Liu Ke, Yang Tao, Yu Zhuliang, Yi Weibo, Yu Hong, Wang Guoyin, Wu Wei
IEEE J Biomed Health Inform. 2024 Dec;28(12):7126-7137. doi: 10.1109/JBHI.2024.3450753. Epub 2024 Dec 5.
Transformer-based neural networks have been applied to the electroencephalography (EEG) decoding for motor imagery (MI). However, most networks focus on applying the self-attention mechanism to extract global temporal information, while the cross-frequency coupling features between different frequencies have been neglected. Additionally, effectively integrating different neural networks poses challenges for the advanced design of decoding algorithms.
This study proposes a novel end-to-end Multi-Scale Vision Transformer Neural Network (MSVTNet) for MI-EEG classification. MSVTNet first extracts local spatio-temporal features at different filtered scales through convolutional neural networks (CNNs). Then, these features are concatenated along the feature dimension to form local multi-scale spatio-temporal feature tokens. Finally, Transformers are utilized to capture cross-scale interaction information and global temporal correlations, providing more distinguishable feature embeddings for classification. Moreover, auxiliary branch loss is leveraged for intermediate supervision to ensure the effective integration of CNNs and Transformers.
The performance of MSVTNet was assessed through subject-dependent (session-dependent and session-independent) and subject-independent experiments on three MI datasets, i.e., the BCI competition IV 2a, 2b and OpenBMI datasets. The experimental results demonstrate that MSVTNet achieves state-of-the-art performance in all analyses.
MSVTNet shows superiority and robustness in enhancing MI decoding performance.

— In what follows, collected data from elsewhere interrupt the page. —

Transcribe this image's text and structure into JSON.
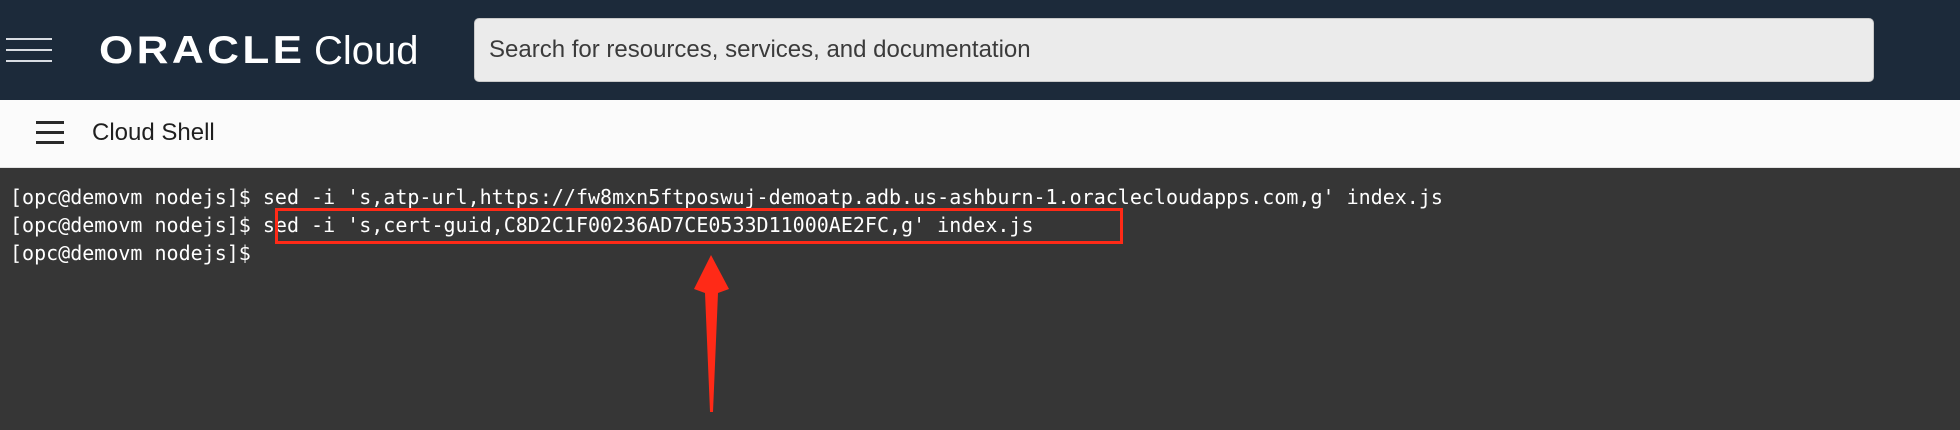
{
  "header": {
    "menu_icon": "hamburger-menu-icon",
    "logo_brand": "ORACLE",
    "logo_product": "Cloud",
    "search_placeholder": "Search for resources, services, and documentation"
  },
  "cloud_shell": {
    "menu_icon": "hamburger-menu-icon",
    "title": "Cloud Shell"
  },
  "terminal": {
    "lines": [
      {
        "prompt": "[opc@demovm nodejs]$ ",
        "command": "sed -i 's,atp-url,https://fw8mxn5ftposwuj-demoatp.adb.us-ashburn-1.oraclecloudapps.com,g' index.js"
      },
      {
        "prompt": "[opc@demovm nodejs]$ ",
        "command": "sed -i 's,cert-guid,C8D2C1F00236AD7CE0533D11000AE2FC,g' index.js"
      },
      {
        "prompt": "[opc@demovm nodejs]$",
        "command": ""
      }
    ]
  },
  "annotation": {
    "highlight_color": "#ff2a17",
    "arrow_color": "#ff2a17"
  },
  "colors": {
    "header_bg": "#1c2a3a",
    "terminal_bg": "#363636"
  }
}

基于Transformer的神经网络已应用于运动想象(MI)的脑电图(EEG)解码。然而,大多数网络专注于应用自注意力机制来提取全局时间信息,而不同频率之间的交叉频率耦合特征却被忽视了。此外,有效整合不同的神经网络对解码算法的高级设计提出了挑战。
本研究提出了一种用于MI-EEG分类的新型端到端多尺度视觉Transformer神经网络(MSVTNet)。MSVTNet首先通过卷积神经网络(CNN)在不同滤波尺度上提取局部时空特征。然后,这些特征沿特征维度连接,形成局部多尺度时空特征令牌。最后,利用Transformer来捕获跨尺度交互信息和全局时间相关性,为分类提供更具区分性的特征嵌入。此外,利用辅助分支损失进行中间监督,以确保CNN和Transformer的有效整合。
通过在三个MI数据集(即BCI竞赛IV 2a、2b和OpenBMI数据集)上进行的依赖受试者(依赖会话和独立于会话)和独立于受试者的实验,评估了MSVTNet的性能。实验结果表明,MSVTNet在所有分析中均实现了最优性能。
MSVTNet在提高MI解码性能方面表现出优越性和鲁棒性。